Waaaay back in early June, Original Gravity Brewing in Milan hosted the Ann Arbor Brewer’s Guild for the One wort 20 yeasts experiment. The concept is… exactly as it sounds. The same wort was fermented with twenty different White Labs yeasts, in order to examine the effect that yeast strain had on the final taste of the beer.
The official AABG tasting notes can be found on their website, and our notes are listed after the yeast strain for each of the different beers that we tried. I’ll go out on a limb and say their notes are much more detailed than ours (but then, most of them have been brewing and drinking a lot longer than we have):
- WLP001 California Ale Yeast
- WLP002 English Ale Yeast
- WLP004 Irish Ale Yeast
- WLP005 British Ale Yeast
- WLP007 Dry English Ale Yeast – Less hoppy than 9.
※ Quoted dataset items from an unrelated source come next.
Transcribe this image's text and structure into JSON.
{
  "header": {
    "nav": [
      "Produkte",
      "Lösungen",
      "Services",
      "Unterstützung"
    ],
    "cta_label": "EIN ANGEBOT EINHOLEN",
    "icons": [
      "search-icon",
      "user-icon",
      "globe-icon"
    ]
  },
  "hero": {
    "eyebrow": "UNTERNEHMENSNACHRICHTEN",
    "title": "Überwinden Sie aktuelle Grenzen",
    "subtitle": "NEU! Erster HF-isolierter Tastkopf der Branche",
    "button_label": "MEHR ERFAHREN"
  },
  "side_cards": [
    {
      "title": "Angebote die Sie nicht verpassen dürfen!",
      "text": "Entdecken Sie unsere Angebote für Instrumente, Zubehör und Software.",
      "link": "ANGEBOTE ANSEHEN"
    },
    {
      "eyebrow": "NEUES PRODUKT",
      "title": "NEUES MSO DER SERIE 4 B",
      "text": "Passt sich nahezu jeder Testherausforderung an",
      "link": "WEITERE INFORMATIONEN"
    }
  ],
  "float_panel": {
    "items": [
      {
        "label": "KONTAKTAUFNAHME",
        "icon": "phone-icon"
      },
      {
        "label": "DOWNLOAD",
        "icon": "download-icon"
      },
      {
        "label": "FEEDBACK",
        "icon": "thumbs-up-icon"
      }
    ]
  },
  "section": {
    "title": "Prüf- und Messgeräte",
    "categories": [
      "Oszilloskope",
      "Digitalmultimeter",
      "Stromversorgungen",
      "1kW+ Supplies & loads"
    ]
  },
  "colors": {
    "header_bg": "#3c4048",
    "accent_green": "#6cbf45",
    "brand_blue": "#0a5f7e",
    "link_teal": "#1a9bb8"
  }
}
- WLP008 East Coast Ale Yeast
- WLP009 Australian Ale Yeast
- WLP011 European Ale Yeast – Slightly dry, earthy, not as hoppy.
- WLP028 Edinburgh Scottish Ale Yeast More full than 5.
- WLP029 German Ale/Kolsch Yeast
- WLP036 Dusseldorf Alt Yeast – Citrus. Slight more malty than 8. We may have switched cups here, because this one tasted more like a trappist.
- WLP041 Pacific Ale Yeast
- WLP051 California Ale Yeast – More citrus than 1. Ester flavors.
- WLP060 American Ale Yeast Blend
- WLP080 Cream Ale Yeast Blend – Texture thicker than #4, but more dry.
- WLP500 Trappist Ale Yeast
- WLP550 Belgian Ale Yeast
- WLP566 Belgian Saison II Yeast
- WLP810 San Francisco Lager Yeast
- WLP862 Cry Havoc – Black pepper flavor.
Note that most of our notes are simply comparisons to another of the yeasts – because we tried them in batches of three or four. Some of them may have gotten… confused. More in-depth notes may or may not be posted at a later date.